Luís Roberto Barroso examina dúvidas sobre viagem de Filipe Martins aos EUA.
Evidências apontam para possível fraude e atuação de organização criminosa.
Investigação sobre dados desencontrados continua em andamento
Durante o julgamento referente à investigação da tentativa de golpe de Estado, o ministro do Supremo Tribunal Federal, Luís Roberto Barroso, examinou as divergências de informações que cercam o caso envolvendo Filipe Martins, ex-assessor internacional do então presidente.
A principal questão em discussão é a suposta viagem de Martins aos Estados Unidos em dezembro de 2022.
O ministro destacou que a incerteza sobre a entrada de Martins nos EUA, inicialmente confirmada por documentos e posteriormente questionada por registros posteriores, foi o fator determinante para a decisão de converter a prisão preventiva do ex-assessor em medidas cautelares, tomada em agosto deste ano.
Barroso ressaltou que a discussão sobre a veracidade da viagem não invalidava o mérito da denúncia apresentada pela Procuradoria Geral da República.
A defesa de Martins apresentou evidências que indicavam sua permanência no Brasil, incluindo bilhetes aéreos para 31 de dezembro de 2022 e um boletim de ocorrência de 2021 referente à perda de seu passaporte. Essas informações contradizem a versão da Polícia Federal, que o detivera em fevereiro de 2024 sob a suspeita de fuga do país.

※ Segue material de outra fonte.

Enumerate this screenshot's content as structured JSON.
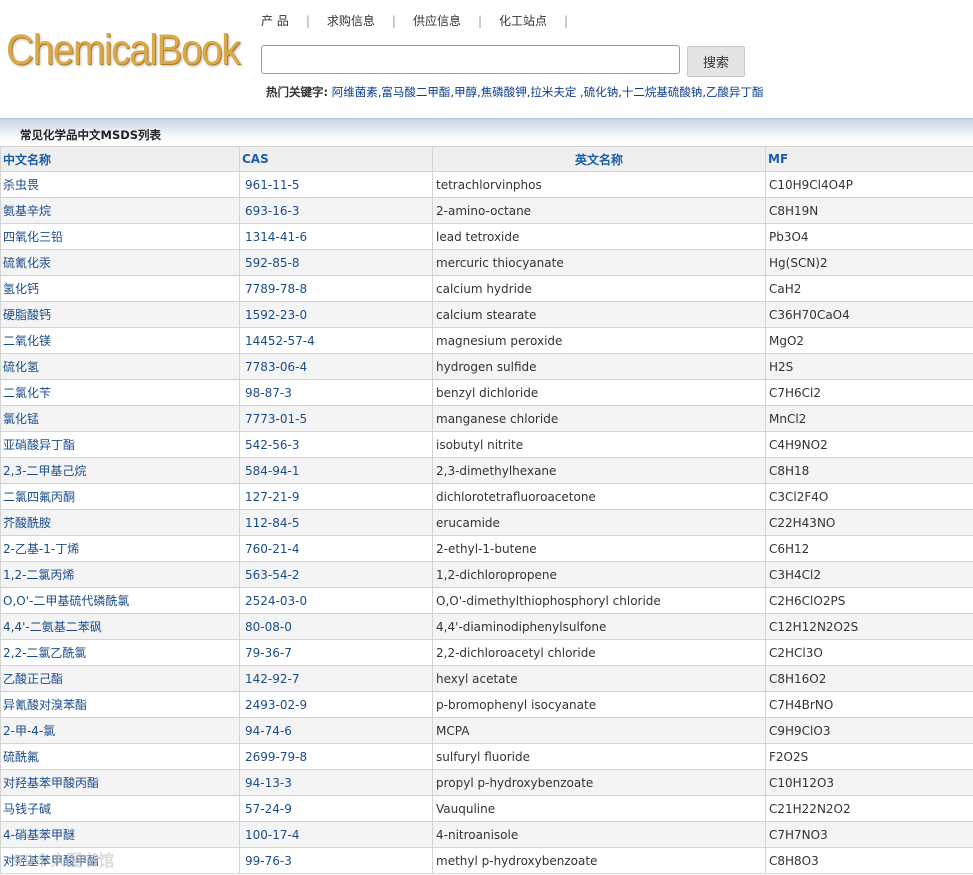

O Departamento de Alfândega e Proteção de Fronteiras dos EUA confirmou que Martins não ingressou no país na data alegada pela PF, o que reforçou a tese de que a prisão se baseara em informações falsas. A investigação sobre a origem das informações desencontradas continua em andamento.
Diante das evidências apresentadas e do posicionamento da alfândega americana, a Polícia Federal solicitou a abertura de um novo inquérito. A corporação suspeita que o registro de entrada nos EUA pode ter sido simulado, com o objetivo de desacreditar as provas do STF e dificultar o andamento do processo.
A investigação aponta para a possível atuação de uma organização criminosa que teria utilizado prerrogativas diplomáticas para inserir dados falsos no sistema migratório.